Hydrocracking of Di-and Triaromatic Hydrocarbons to Monoaromatics over Mixed Bi-functional Catalysts

Abstract

In this study, we present selective hydrocracking of poly (di and tri) aromatic compounds to monoaromatics, such as benzene, toluene, and xylenes (BTX), over a mixture of Pt/Al2O3 and Y zeolites. The polyaromatic compounds feed is a combined simulated model feed, which is similar to light cycle oil (LCO) in composition. The feed is processed in a fixed bed reactor over a catalyst mixture: in the first step, selective hydrogenation of di and tri-aromatic compounds occurs in the presence of Pt/Al2O3 catalyst, followed by conversion of selective hydrocracking of partial hydrogenated polyaromatic hydrocarbons into BTX-rich stream over Y zeolite. The structural properties and Pt dispersion of Pt/Al2O3 were studied by X-ray powder diffraction (XRD) and high-angle annular dark-field scanning transmission electron microscopy (HAADF-STEM). The acidity of Y zeolite with different SiO2/Al2O3 ratios (SAR) was studied by temperature-programmed desorption of NH3 (NH3-TPD).

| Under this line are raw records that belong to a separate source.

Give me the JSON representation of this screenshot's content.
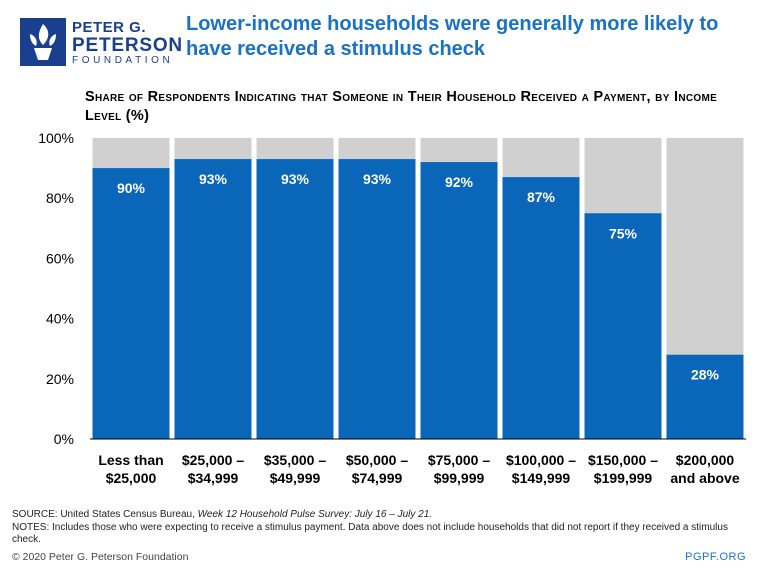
{
  "logo": {
    "line1": "PETER G.",
    "line2": "PETERSON",
    "line3": "FOUNDATION",
    "color": "#1a3f8f"
  },
  "headline": "Lower-income households were generally more likely to have received a stimulus check",
  "subtitle": "Share of Respondents Indicating that Someone in Their Household Received a Payment, by Income Level (%)",
  "chart_data": {
    "type": "bar",
    "stacked_background": true,
    "categories": [
      [
        "Less than",
        "$25,000"
      ],
      [
        "$25,000 –",
        "$34,999"
      ],
      [
        "$35,000 –",
        "$49,999"
      ],
      [
        "$50,000 –",
        "$74,999"
      ],
      [
        "$75,000 –",
        "$99,999"
      ],
      [
        "$100,000 –",
        "$149,999"
      ],
      [
        "$150,000 –",
        "$199,999"
      ],
      [
        "$200,000",
        "and above"
      ]
    ],
    "values": [
      90,
      93,
      93,
      93,
      92,
      87,
      75,
      28
    ],
    "labels": [
      "90%",
      "93%",
      "93%",
      "93%",
      "92%",
      "87%",
      "75%",
      "28%"
    ],
    "ylim": [
      0,
      100
    ],
    "yticks": [
      0,
      20,
      40,
      60,
      80,
      100
    ],
    "ytick_labels": [
      "0%",
      "20%",
      "40%",
      "60%",
      "80%",
      "100%"
    ],
    "bar_color": "#0a66b8",
    "background_color": "#d0d0d0",
    "label_color": "#ffffff"
  },
  "footer": {
    "source_prefix": "SOURCE: United States Census Bureau, ",
    "source_italic": "Week 12 Household Pulse Survey: July 16 – July 21.",
    "notes": "NOTES: Includes those who were expecting to receive a stimulus payment. Data above does not include households that did not report if they received a stimulus check.",
    "copyright": "© 2020 Peter G. Peterson Foundation",
    "site": "PGPF.ORG"
  }
}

In addition, the textural properties of catalysts were determined using the N2 adsorption and desorption method. Different parameters such as the effect of temperature, effect of weight hourly space velocity (WHSV), different SAR of Y zeolite, Pt/Al2O3, and Y zeolite wt% ratios, and paraffin concentration were investigated. The maximum BTX yield of ~28 wt.% was obtained at 450°C, WHSV-0.7 h-1, H2 pressure 60 bar, Pt/Al2O3, and Y zeolite ratios of 1:2 (wt%) at Y zeolite SAR of 80. These results suggest that the yield of BTX strongly depends on the hydrogenation function (Pt/Al2O3) and acidity function of Y zeolite. Furthermore, the concentration of paraffin plays a key role in the conversion of diaromatics and triaromatics and desired products of BTX formation.